Title Partition-Based Clustering with Sliding Windows for Data Streams
Authors
Jonghem Youn, Jihun Choi, Junho Shim, Sang-goo Lee
Year 2017 / 3
Keywords data streams, clustering, sliding windows, approximation algorithms
Acknowledgement ITRC
Publication Type International Conference
Publication Database Systems for Advanced Applications. DASFAA 2017. Lecture Notes in Computer Science, Volume 10178, pp. 289-303
Link doi

Abstract

Data stream clustering with sliding windows generates clusters for every window movement. Because repeated clustering on all changed windows is highly inefficient in terms of memory and computation time, a clustering algorithm should be designed with considering only inserted and deleted tuples of windows. In this paper, we address this problem by sliding window aggregation technique and cluster modification strategy. We propose a novel data structure for construction and maintenance of 2-level synopses.
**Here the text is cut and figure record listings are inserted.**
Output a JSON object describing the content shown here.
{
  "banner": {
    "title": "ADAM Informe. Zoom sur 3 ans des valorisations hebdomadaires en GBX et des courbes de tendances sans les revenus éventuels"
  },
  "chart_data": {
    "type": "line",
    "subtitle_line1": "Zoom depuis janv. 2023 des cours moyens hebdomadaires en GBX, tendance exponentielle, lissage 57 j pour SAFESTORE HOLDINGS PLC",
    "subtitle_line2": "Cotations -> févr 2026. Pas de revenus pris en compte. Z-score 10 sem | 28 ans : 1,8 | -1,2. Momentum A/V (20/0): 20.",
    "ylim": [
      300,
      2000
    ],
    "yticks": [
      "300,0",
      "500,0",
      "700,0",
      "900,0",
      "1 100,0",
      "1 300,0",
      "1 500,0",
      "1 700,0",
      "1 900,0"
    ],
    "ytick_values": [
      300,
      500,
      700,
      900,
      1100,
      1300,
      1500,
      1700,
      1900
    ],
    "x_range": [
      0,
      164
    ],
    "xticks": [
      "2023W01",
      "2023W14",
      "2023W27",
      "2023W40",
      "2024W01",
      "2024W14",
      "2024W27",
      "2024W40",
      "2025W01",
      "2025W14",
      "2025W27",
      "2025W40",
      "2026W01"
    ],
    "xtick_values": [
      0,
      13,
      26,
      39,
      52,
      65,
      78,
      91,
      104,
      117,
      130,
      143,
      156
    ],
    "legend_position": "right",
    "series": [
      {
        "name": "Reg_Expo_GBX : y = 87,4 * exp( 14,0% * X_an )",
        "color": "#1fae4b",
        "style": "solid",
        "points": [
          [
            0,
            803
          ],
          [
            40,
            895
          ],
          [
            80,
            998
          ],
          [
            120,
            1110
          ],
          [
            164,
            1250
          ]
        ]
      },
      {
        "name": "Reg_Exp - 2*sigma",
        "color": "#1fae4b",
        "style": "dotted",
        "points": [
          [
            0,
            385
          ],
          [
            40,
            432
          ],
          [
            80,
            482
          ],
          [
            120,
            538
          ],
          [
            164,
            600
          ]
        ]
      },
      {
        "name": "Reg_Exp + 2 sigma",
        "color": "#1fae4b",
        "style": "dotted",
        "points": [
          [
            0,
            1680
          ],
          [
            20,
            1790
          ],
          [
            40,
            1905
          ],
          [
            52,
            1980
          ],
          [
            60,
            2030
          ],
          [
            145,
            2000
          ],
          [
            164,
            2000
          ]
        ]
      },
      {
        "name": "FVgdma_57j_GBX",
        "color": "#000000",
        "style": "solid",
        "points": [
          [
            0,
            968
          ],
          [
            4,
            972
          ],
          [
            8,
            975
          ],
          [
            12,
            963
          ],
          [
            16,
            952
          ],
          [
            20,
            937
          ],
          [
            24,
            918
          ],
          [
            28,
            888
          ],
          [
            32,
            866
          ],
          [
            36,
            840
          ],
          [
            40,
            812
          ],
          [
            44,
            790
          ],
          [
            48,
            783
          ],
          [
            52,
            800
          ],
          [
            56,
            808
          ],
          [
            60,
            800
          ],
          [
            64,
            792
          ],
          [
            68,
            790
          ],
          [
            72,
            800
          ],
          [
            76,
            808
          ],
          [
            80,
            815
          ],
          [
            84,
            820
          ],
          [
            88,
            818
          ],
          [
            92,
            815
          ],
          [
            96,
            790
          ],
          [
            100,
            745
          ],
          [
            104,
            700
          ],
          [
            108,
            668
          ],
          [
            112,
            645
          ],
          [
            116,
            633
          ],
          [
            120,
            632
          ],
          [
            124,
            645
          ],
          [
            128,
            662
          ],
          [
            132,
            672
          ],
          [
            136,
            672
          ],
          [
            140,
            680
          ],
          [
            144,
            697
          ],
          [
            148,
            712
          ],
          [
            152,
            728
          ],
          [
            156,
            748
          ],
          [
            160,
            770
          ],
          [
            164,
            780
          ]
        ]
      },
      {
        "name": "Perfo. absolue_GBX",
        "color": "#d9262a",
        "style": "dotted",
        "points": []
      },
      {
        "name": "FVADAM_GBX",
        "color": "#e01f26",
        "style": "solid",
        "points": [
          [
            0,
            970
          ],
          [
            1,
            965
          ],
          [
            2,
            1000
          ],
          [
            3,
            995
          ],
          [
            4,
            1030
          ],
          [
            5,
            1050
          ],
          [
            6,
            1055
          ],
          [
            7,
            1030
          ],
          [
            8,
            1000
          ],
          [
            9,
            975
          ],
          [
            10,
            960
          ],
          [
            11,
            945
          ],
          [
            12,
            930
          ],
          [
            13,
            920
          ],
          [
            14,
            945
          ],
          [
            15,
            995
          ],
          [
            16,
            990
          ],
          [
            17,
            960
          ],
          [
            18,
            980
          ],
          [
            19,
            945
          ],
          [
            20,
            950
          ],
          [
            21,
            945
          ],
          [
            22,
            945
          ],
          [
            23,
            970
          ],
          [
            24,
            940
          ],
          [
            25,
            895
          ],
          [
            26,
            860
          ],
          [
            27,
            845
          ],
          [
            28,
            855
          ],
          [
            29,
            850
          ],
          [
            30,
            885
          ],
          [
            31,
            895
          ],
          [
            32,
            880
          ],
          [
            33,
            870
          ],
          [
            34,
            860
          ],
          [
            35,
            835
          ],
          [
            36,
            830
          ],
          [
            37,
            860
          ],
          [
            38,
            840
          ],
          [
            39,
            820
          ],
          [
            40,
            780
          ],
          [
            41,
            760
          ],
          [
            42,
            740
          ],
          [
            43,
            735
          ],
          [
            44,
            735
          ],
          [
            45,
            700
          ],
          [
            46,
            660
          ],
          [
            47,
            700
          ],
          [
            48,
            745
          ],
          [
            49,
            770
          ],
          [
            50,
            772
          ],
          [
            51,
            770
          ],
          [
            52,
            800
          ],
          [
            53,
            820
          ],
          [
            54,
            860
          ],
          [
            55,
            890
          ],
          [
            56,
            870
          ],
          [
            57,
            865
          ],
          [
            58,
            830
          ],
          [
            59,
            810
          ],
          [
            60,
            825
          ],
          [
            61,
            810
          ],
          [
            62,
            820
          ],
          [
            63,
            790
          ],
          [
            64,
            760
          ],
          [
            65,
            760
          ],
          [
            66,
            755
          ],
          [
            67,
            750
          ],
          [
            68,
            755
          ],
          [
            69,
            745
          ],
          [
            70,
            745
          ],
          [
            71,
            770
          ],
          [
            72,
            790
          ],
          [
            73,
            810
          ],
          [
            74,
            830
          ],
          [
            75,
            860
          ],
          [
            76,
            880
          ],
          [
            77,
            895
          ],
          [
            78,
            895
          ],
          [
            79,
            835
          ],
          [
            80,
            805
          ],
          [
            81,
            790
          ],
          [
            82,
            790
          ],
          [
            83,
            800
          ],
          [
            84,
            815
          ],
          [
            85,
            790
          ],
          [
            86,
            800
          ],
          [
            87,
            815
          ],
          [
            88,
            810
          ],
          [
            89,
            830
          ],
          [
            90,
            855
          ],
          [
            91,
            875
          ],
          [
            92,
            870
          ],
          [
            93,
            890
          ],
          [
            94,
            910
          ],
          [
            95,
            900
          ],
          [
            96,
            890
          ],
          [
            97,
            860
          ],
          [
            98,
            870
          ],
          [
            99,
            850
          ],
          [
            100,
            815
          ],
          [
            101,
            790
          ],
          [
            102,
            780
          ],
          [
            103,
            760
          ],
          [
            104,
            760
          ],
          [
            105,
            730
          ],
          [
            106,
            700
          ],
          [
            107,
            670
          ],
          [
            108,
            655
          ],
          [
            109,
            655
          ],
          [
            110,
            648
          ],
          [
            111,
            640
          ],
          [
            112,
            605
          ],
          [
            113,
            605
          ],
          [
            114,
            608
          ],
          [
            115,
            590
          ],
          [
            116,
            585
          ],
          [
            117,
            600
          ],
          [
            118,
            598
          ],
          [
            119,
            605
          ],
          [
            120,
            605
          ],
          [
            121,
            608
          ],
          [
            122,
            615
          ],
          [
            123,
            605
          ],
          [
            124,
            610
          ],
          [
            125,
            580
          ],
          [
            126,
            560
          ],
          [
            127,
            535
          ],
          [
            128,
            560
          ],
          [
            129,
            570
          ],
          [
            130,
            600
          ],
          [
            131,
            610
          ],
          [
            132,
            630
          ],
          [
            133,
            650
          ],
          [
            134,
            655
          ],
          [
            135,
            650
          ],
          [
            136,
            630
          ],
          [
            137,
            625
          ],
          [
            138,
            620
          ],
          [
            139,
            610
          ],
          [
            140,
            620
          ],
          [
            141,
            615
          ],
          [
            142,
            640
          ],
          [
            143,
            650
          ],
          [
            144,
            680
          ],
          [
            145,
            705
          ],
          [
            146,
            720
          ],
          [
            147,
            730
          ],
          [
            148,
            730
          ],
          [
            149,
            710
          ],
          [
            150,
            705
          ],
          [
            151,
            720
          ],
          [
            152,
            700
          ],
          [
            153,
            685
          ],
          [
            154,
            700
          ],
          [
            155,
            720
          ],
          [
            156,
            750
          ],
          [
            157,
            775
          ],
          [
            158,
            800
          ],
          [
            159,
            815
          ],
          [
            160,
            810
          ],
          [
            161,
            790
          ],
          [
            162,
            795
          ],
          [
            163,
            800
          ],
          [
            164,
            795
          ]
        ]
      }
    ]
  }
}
This data structure enables to update synopses efficiently and support precise sliding window operations. We also suggest a modification strategy to decide whether to append new synopses to pre-existing clusters or perform clustering on whole synopses according to the difference between probability distributions of the original and updated clusters. Experimental results show that proposed method outperforms state-of-the-art methods.